Hike #6: Newquay to Holywell
This walk is fraught with the unexpected. One involves checking tide times, something we non-coastal people don't think about at all in our daily lives, but that turns out to be pretty darn important when you have to cross a river that doesn't have a bridge close by. Another is making sure that the ferry that will carry you across said river is actually in operation, and didn't just close for the season a week earlier.
We start our walk cutting across the harbor. Way long ago, the Newquay harbor was the site of an Iron Age fort, which is so cool. Since then it’s been used for importing coal, exporting the tin and copper mined around Cornwall, and pilchard fishing and salting. Pilchard fishing was at one time the town’s lifeblood, although the tiny fish have long since disappeared.
On the other side of the harbor we climb these cool stone steps.
This little building was used as a Huer's Hut when pilchard fishing reigned supreme in Newquay. Think of the term "hue and cry" and you'll know exactly what a Huer is.
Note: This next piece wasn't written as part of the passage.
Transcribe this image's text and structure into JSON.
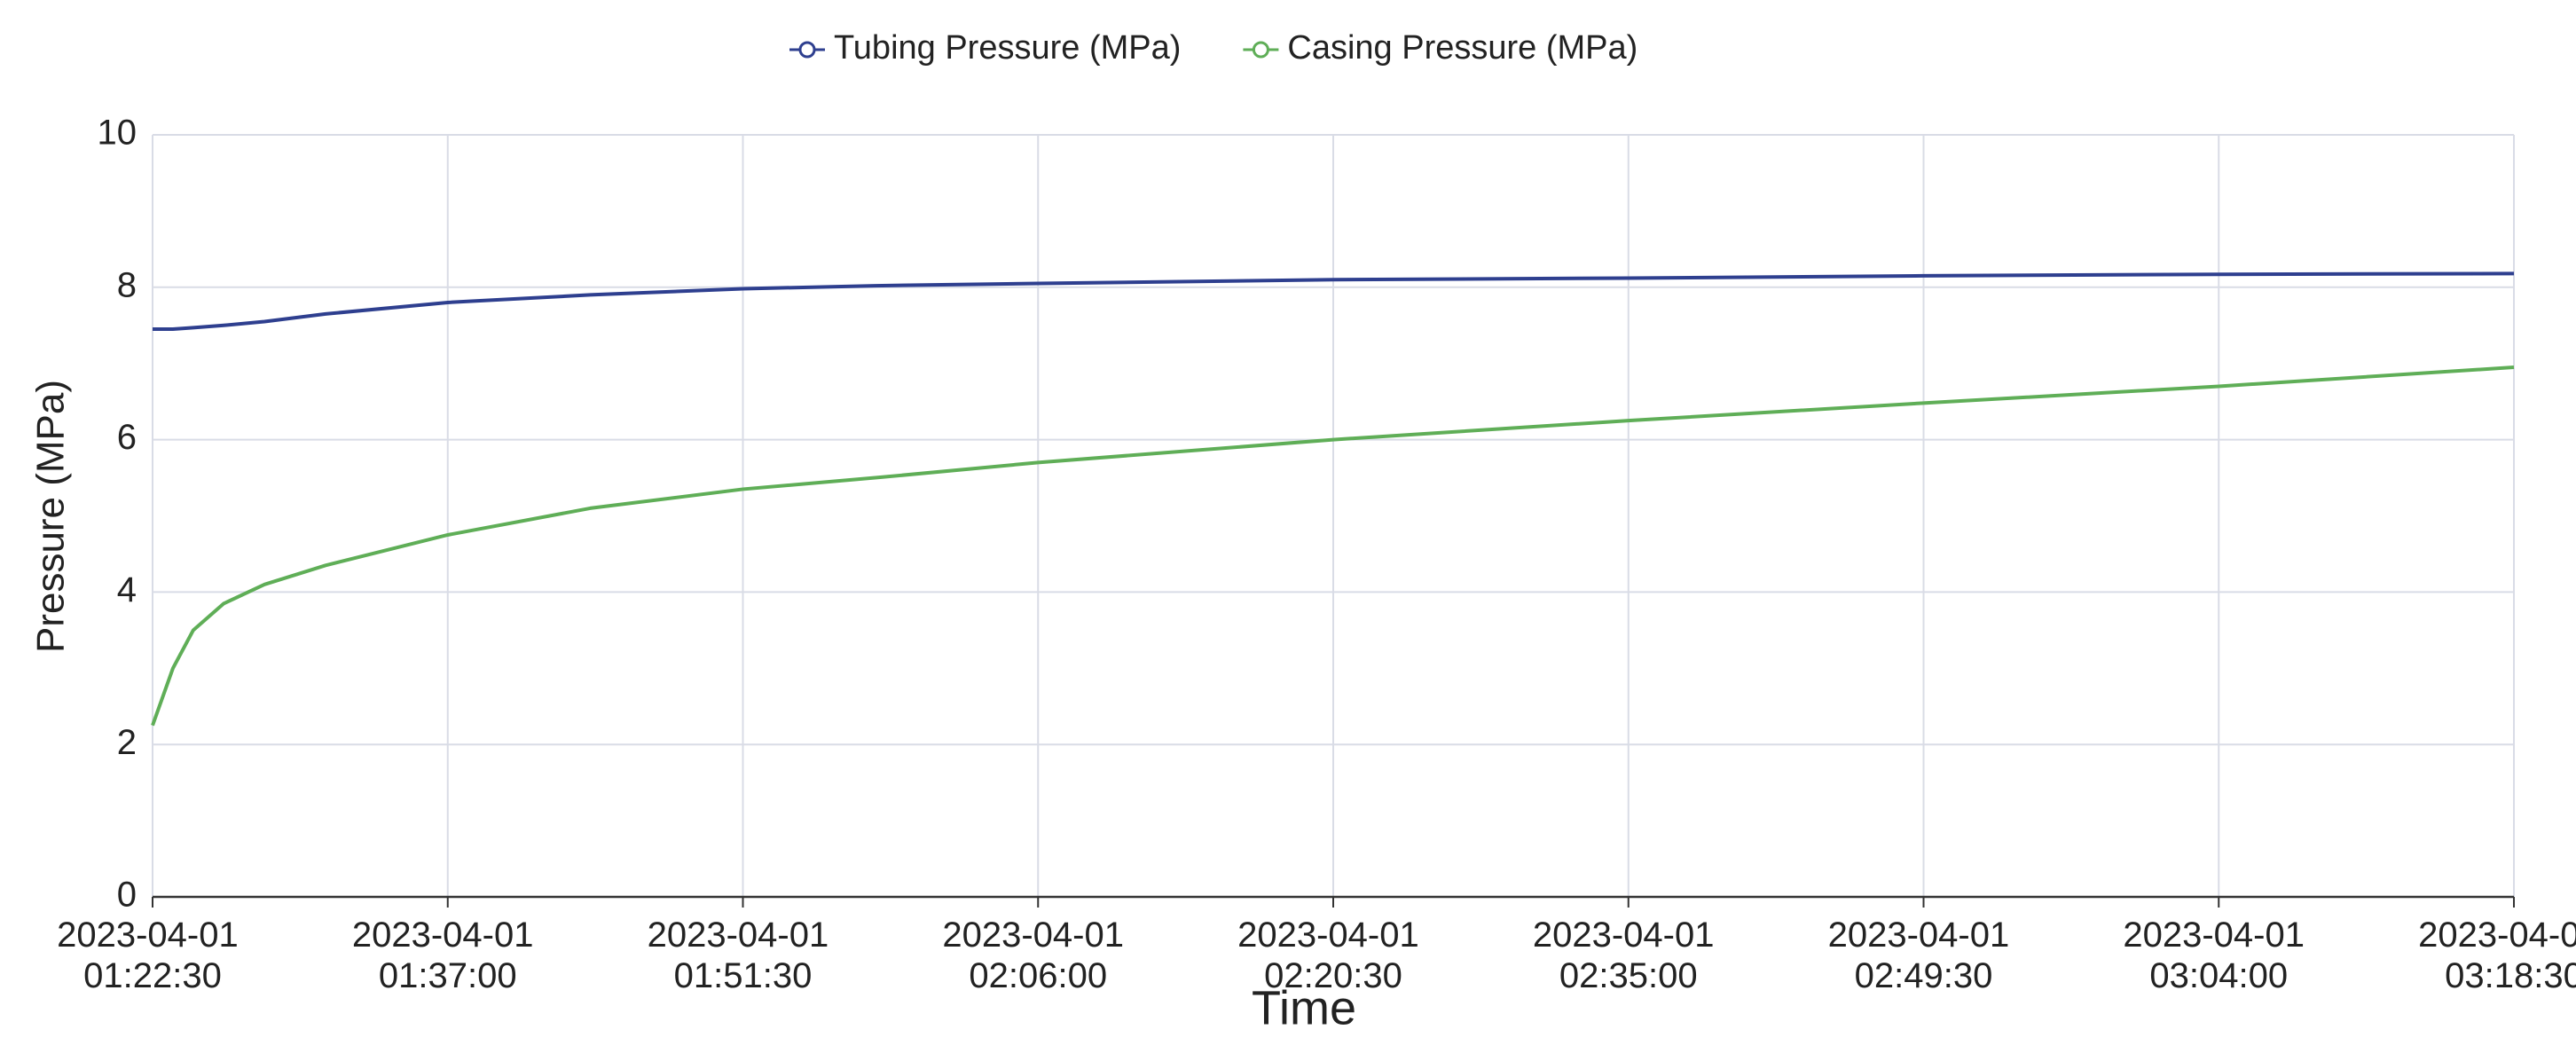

From his perch at the top, he would watch for shoals of pilchards making their way across the water, then make a ruckus to alert the locals to get their boots and boats.
Supposedly, there are still tunnels that run under the town, left from the days when rail cars transported the catch from harbor to market.
Are next goal is that fascinating building way out at the edge of the cliff.
I took many photos of the inside of the Headline Hotel, but this staircase pic epitomizes the feel of the place. Read more about the Headland Hotel—and even make reservations— here.
There are some juicy news reports about construction of the Headland Hotel. The local fishermen fought the construction, saying that it was being built on common land that had been used for generations by fishermen to dry out their nets. Local workmen refused to work on the project, some knocking down walls, burning scaffolding, and tossing the foreman's hut off the cliff and into the sea. They were pretty pissed.
Work ground to a halt due to lack of workers—until the owners did what owners have always done when the locals strike: they brought in non-locals desperate for work. When the 200 unemployed miners arrived—eager to feed their families—the foremen set up traction engines armed with hoses, then proceeded to spray steam on the irate locals. They too were pissed.
This is the Gannel River, the one for which we never considered checking tide schedules, being the happy-go-lucky-we'll-find-a-way people we are. Plus, we know there's a ferry and we know where that ferry is: just down the steps behind a ittle cafe.
The steps pass the cafe, then lead all the way to the river.
But the cafe is closed and a forbidding sign says absolutely no access, steps closed, go away and walk the two miles around This Means You or something like that. I didn't take the time to take a picture because we quickly stepped over the sign and hightailed it down the steps.
Only to reach a locked bloody gate. Bob tries to pick it.
We can see the steps by leaning out over the fence. Maybe we can go around the gate. The steps are right there. So close. We debate climbing over when a neighbor appears.
The neighbor advises against going over the gate. Says it's treacherous. Says the ferry just closed last week. and that the Gannel is dangerous to cross on foot even at low tide because of sinkholes and...something else. I forget what. Then he says that if we promise not to sue him if we get hurt, he'll let us down his back path. He then points out the safest places to cross.
We head down.
And kindly close his gate.
Bob gets there first to check it out. Not that we have an iota of choice: if we don't cross here we'll have to walk miles to the closest bridge.
Lots of water. Hmmm.
It looks pretty harmless.
But every step, even where there is no water, sinks down, down, down. When the people on the other side stop to watch us, we feel a bit leery but go on, holding phones and boots and backpacks up out of danger. Once we make it across, one of the men says, "I was sure I'd have to come rescue you, I was."
The other side, where we climb to safety.
And dry our tootsies.
And find the Bowgie Inn, which the man told us about.
As we round the corner, this young man is proposing to this young woman so we offer to take their picture for posterity's sake. Young love. Sigh.
You just assume, when you see something like this up ahead, that you'll be able to scamper down this side, cross the beach, then clamor up the other side. But not here.
And not here for sure.
Instead we have to walk around. The path does that sometimes. No sense complaining, just get on with it.
This is the view from the other side. The reason we're stopping is that I have just slipped off the path into a rut and onto a bramble patch—which is pointy and sharp—and twisted my ankle. Bummer. Luckily this trip I had taken my sister's advice and worn high-top hiking boots, which act almost as well as a cast.
Maybe, possibly, could that be Holywell up ahead? Please let it be.
The South West Coast Path takes you through all kinds of terrain. This is our first time walking through sand dunes as part of the path.
It's like a rabbit warren, ant tunnel, prairie town.
With super cool plant life.
Finally, the path off the trail and into the village.
Where we down a couple whiskeys then catch a bus back to Newquay.
Back at the hotel, we down more drink: Me a Pimm's and Bob a stout or ale or lager—some kind of beer.
On the way back, we pick up ibuprofen for my ankle, and which I down--throwing all caution to the wind--with my alcohol.